Summer is associated with a number of different things, ranging from cookouts to swimming pools to Fourth of July fireworks. Of course, the summer months are also known for their hot temperatures. According to a 2019 report, the warnings that accompany heat waves are often not issued early enough.
Heat and Humidity
The report in question was a collaborative effort between Centers for Disease Control and Prevention and the National Oceanic and Atmospheric Administration, along with other federal agencies. Thanks to these organizations’ vast resources, the authors were able to review hospitalizations for heat-related illnesses over the span of a decade. Furthermore, they were also able to examine such data from 22 different states.
When it came to the Midwest and North Central regions of the United States, the researchers found that heat-induced hospital visits spike once the local heat index reaches 85 degrees. Such visits tended to result from dehydration, breathing difficulties, heart problems and even diabetes. Despite the threat posed by the humid weather, the researchers noted that these areas didn’t receive any first-level heat warnings until the heat index neared 100 degrees.

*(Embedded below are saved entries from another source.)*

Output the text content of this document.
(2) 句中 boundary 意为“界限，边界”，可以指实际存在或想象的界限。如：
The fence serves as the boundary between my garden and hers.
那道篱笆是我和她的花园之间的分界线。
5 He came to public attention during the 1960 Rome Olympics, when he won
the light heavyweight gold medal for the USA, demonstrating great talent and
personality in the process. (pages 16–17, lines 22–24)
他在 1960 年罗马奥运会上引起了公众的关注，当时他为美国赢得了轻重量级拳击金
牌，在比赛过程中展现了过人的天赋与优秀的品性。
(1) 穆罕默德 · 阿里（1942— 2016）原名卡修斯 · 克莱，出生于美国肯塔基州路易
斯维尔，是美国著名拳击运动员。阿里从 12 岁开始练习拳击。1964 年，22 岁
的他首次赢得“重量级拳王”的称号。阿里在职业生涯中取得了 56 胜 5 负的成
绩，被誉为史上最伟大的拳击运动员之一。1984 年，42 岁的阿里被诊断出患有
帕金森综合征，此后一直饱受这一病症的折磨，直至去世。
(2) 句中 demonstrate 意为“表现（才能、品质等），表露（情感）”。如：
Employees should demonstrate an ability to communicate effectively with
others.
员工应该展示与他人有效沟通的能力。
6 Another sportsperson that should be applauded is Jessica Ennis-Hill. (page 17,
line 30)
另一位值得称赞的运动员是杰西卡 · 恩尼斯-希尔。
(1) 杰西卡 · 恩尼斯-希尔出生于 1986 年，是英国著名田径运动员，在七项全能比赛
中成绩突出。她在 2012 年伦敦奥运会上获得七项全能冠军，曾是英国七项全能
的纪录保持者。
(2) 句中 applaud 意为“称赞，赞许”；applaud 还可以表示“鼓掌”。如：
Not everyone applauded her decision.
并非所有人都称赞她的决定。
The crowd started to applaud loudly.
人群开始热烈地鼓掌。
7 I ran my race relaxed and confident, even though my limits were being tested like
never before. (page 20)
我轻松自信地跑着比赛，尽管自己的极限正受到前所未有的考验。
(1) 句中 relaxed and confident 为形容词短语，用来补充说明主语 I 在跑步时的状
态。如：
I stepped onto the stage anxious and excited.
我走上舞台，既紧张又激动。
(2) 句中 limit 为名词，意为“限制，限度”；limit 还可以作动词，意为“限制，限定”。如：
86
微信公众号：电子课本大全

The news wasn’t all bad; in states located in the Eastern and Western regions of the US, warnings were issued only a few degrees past the 85-degree threshold. Furthermore, in the Southern US, heat related hospitalizations are typically preceded by heat advisory warnings.
Given the study results detailed above, the National Weather Service pledged to review its heat warning process, hoping to determine if any changes can be made. As of early 2019, heat warnings are issued based both on a region’s heat index and the specific area in question. In the northern US, heat advisories are issued when the heat index reaches 100 degrees; at 105 degrees, heat warnings are issued. In the southern US, advisories and warnings are issued at 105 and 110 degrees, respectively.